Michael Pollan raises the big question about climate change, a topic that has been pandemic around the world. The article begins with Pollan describing his feeling after watching An Inconvient Truth. "Al Gore scared the hell out of me, constructing an utterly convincing case..."(88), it seems that this documentary cause Pollan to question his own cause and effect on how to help prevent the continuing rise of climate change. " I turn my life upside-down, start biking to work, plant a big garden,......, trade the station wagon for a hybrid,..."(89), these are all the ways Pollan sees that he could possible make a difference. By going the opposite direction and being more eco-friendly by diminishing his carbon-footprint and his own pollution in the air. Pollan continues to ask himself now about overseas imports and makes a reference to a New Zealand study which shows how they reduce the carbon footprint of food. The article also contains a very alarming bar graph which shows how anxious countries are when they view global warming as a problem. Brazil is the country with the most concern, while Egypt is the country with the least concern; the United States lands in the middle (90). Pollan continues his essay with a summary of a "blunt analysis" made by Wendall Berry. He notes that Berry saw that specialization was the biggest issue, the "disease of the modern character." (91).
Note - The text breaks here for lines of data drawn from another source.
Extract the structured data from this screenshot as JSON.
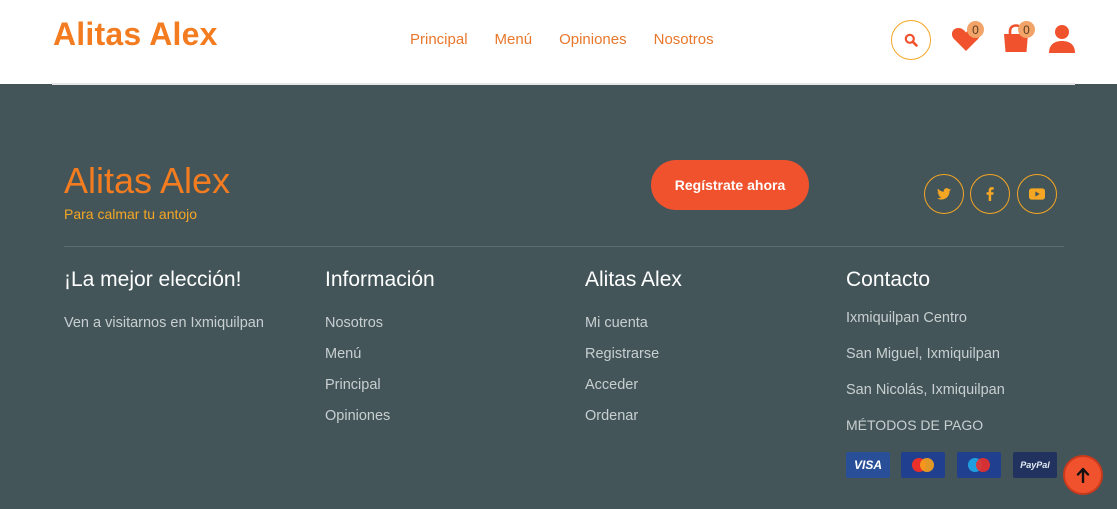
{
  "header": {
    "logo": "Alitas Alex",
    "nav": [
      "Principal",
      "Menú",
      "Opiniones",
      "Nosotros"
    ],
    "wishlist_count": "0",
    "cart_count": "0"
  },
  "footer": {
    "brand": "Alitas Alex",
    "tagline": "Para calmar tu antojo",
    "register_label": "Regístrate ahora",
    "col1": {
      "title": "¡La mejor elección!",
      "text": "Ven a visitarnos en Ixmiquilpan"
    },
    "col2": {
      "title": "Información",
      "links": [
        "Nosotros",
        "Menú",
        "Principal",
        "Opiniones"
      ]
    },
    "col3": {
      "title": "Alitas Alex",
      "links": [
        "Mi cuenta",
        "Registrarse",
        "Acceder",
        "Ordenar"
      ]
    },
    "col4": {
      "title": "Contacto",
      "lines": [
        "Ixmiquilpan Centro",
        "San Miguel, Ixmiquilpan",
        "San Nicolás, Ixmiquilpan"
      ],
      "payment_title": "MÉTODOS DE PAGO",
      "payments": [
        "VISA",
        "MasterCard",
        "Maestro",
        "PayPal"
      ]
    }
  },
  "colors": {
    "brand_orange": "#f47c20",
    "accent_red": "#f0522e",
    "footer_bg": "#435559"
  }
}
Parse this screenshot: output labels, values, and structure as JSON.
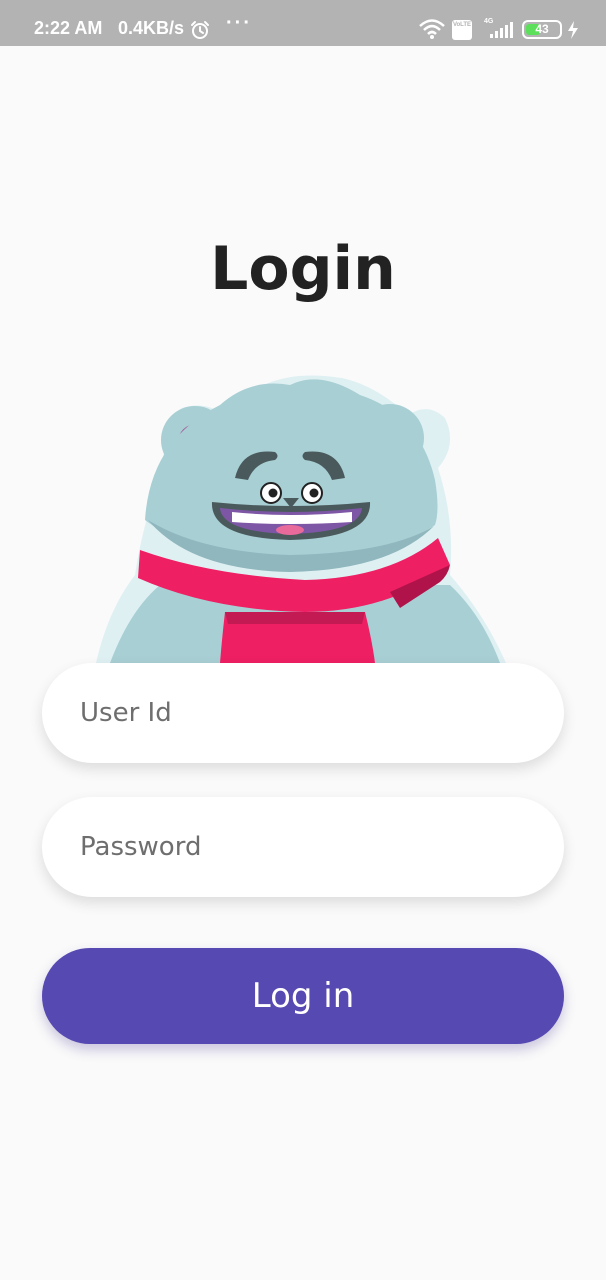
{
  "status_bar": {
    "time": "2:22 AM",
    "speed": "0.4KB/s",
    "more": "···",
    "volte": "VoLTE",
    "network": "4G",
    "battery": "43",
    "battery_level": 0.43,
    "icons": [
      "alarm-icon",
      "wifi-icon",
      "volte-icon",
      "signal-icon",
      "battery-icon",
      "charging-icon"
    ]
  },
  "page": {
    "title": "Login"
  },
  "form": {
    "user_id_placeholder": "User Id",
    "user_id_value": "",
    "password_placeholder": "Password",
    "password_value": "",
    "submit_label": "Log in"
  },
  "colors": {
    "accent": "#5649b1",
    "background": "#fafafa",
    "status_bar": "#b3b3b3",
    "mascot_fur": "#a8cfd4",
    "mascot_scarf": "#ee1f63"
  }
}
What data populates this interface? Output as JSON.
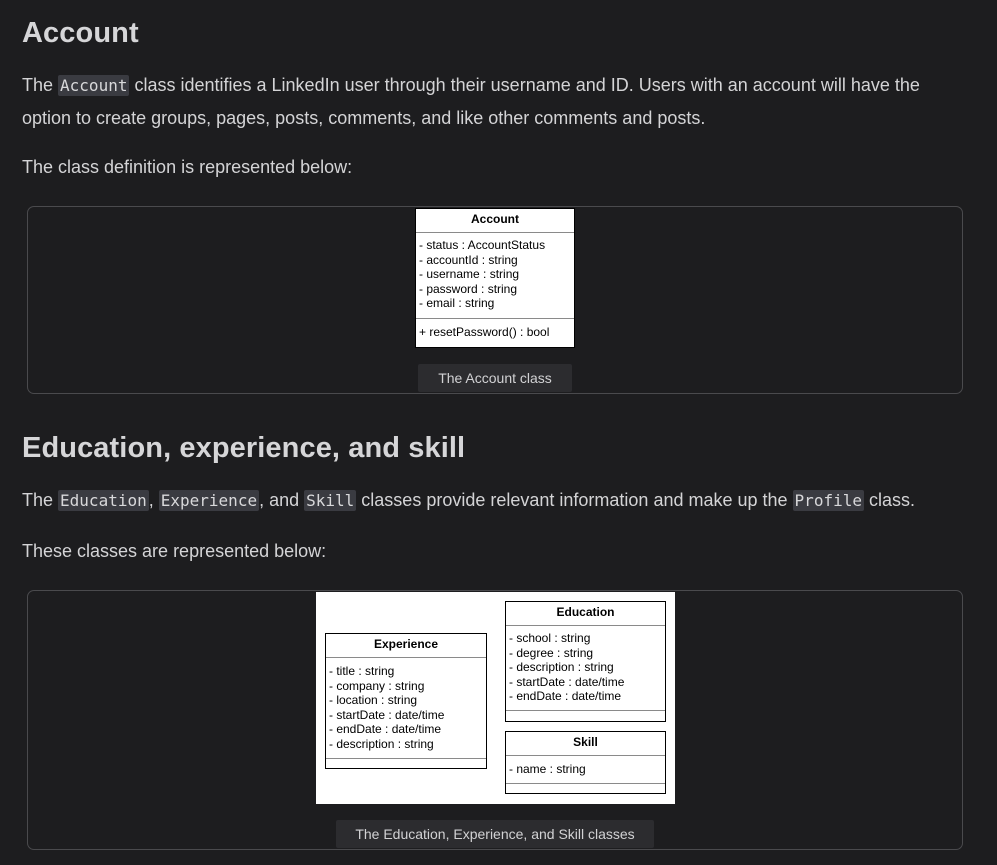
{
  "account_section": {
    "heading": "Account",
    "para1": {
      "before": "The ",
      "code": "Account",
      "after": " class identifies a LinkedIn user through their username and ID. Users with an account will have the option to create groups, pages, posts, comments, and like other comments and posts."
    },
    "para2": "The class definition is represented below:",
    "diagram": {
      "class_name": "Account",
      "attributes": [
        "- status : AccountStatus",
        "- accountId : string",
        "- username : string",
        "- password : string",
        "- email : string"
      ],
      "methods": [
        "+ resetPassword() : bool"
      ]
    },
    "caption": "The Account class"
  },
  "education_section": {
    "heading": "Education, experience, and skill",
    "para1": {
      "t1": "The ",
      "c1": "Education",
      "t2": ", ",
      "c2": "Experience",
      "t3": ", and ",
      "c3": "Skill",
      "t4": " classes provide relevant information and make up the ",
      "c4": "Profile",
      "t5": " class."
    },
    "para2": "These classes are represented below:",
    "diagram": {
      "experience": {
        "class_name": "Experience",
        "attributes": [
          "- title : string",
          "- company : string",
          "- location : string",
          "- startDate : date/time",
          "- endDate : date/time",
          "- description : string"
        ]
      },
      "education": {
        "class_name": "Education",
        "attributes": [
          "- school : string",
          "- degree : string",
          "- description : string",
          "- startDate : date/time",
          "- endDate : date/time"
        ]
      },
      "skill": {
        "class_name": "Skill",
        "attributes": [
          "- name : string"
        ]
      }
    },
    "caption": "The Education, Experience, and Skill classes"
  }
}
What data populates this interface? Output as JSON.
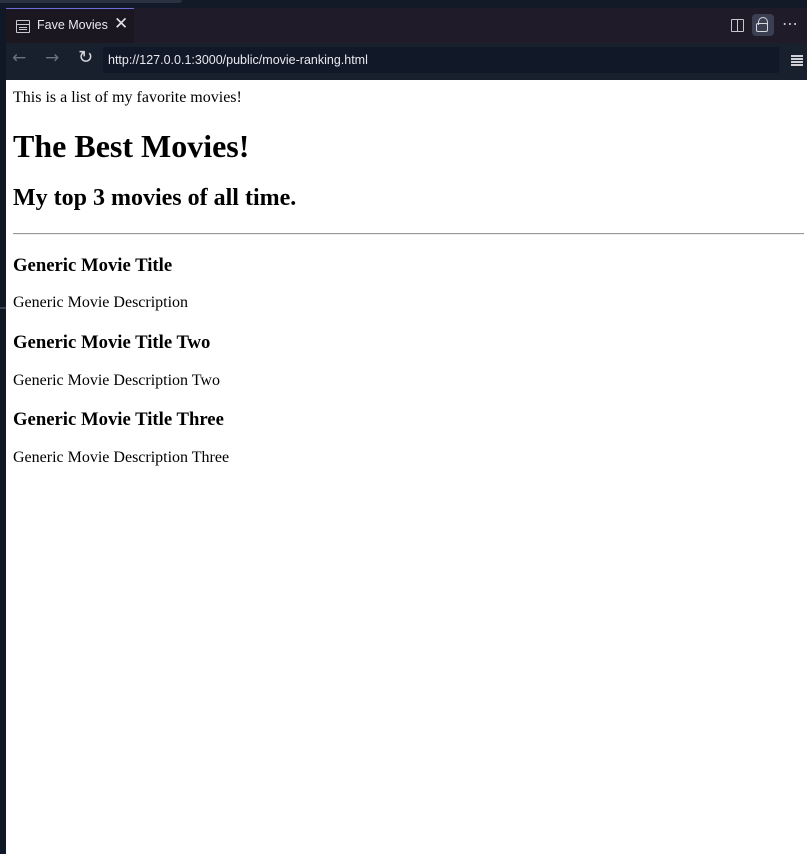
{
  "browser": {
    "tab_title": "Fave Movies",
    "tab_close": "✕",
    "url": "http://127.0.0.1:3000/public/movie-ranking.html",
    "icons": {
      "tab": "page-icon",
      "split": "split-editor-icon",
      "lock": "lock-icon",
      "more": "more-icon",
      "back": "back-arrow-icon",
      "forward": "forward-arrow-icon",
      "reload": "reload-icon",
      "menu": "menu-icon"
    }
  },
  "page": {
    "intro": "This is a list of my favorite movies!",
    "heading": "The Best Movies!",
    "subheading": "My top 3 movies of all time.",
    "movies": [
      {
        "title": "Generic Movie Title",
        "description": "Generic Movie Description"
      },
      {
        "title": "Generic Movie Title Two",
        "description": "Generic Movie Description Two"
      },
      {
        "title": "Generic Movie Title Three",
        "description": "Generic Movie Description Three"
      }
    ]
  }
}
Pollan then shifts his essay towards the audiences effect of being environmentally green and how their own effects can create a rippal effect. "If you do bother, you will set an example for other people" (92). Pollan believes that people will essentially begin to care about the environment and be more prudent with their own behavior. However rebuttals his previous paragraph by stating this idea of going green as a "passing fad and will lose steam after a few years, just as it did in the 1980s" (92). Pollan concludes his essay with the idea that people should take Vacel Havel (an communist Czechoslovakian) ideal and "conduct themselves as if they were to live on this earth forever...." (93), and begins to describe how the little things, like planting a garden, can make a world of a difference.
Pollan, Michael. "Why Bother?" New York Times 2008
Ramage John D., Bean John C., Johnson June. The Allyn and Bacon Guide to Writing
New York: Pearson, 2006 (88-94)
Although a summary calls for a linear explanation, it asks the reader to omit certain details (examples, evidence, etc.) and focus on the main points. The graph is irrelevant to a summary--a summary is only concerned with the 'ideas' of the essay, rather than its rhetorical structure (which mentioning the "graph" would help).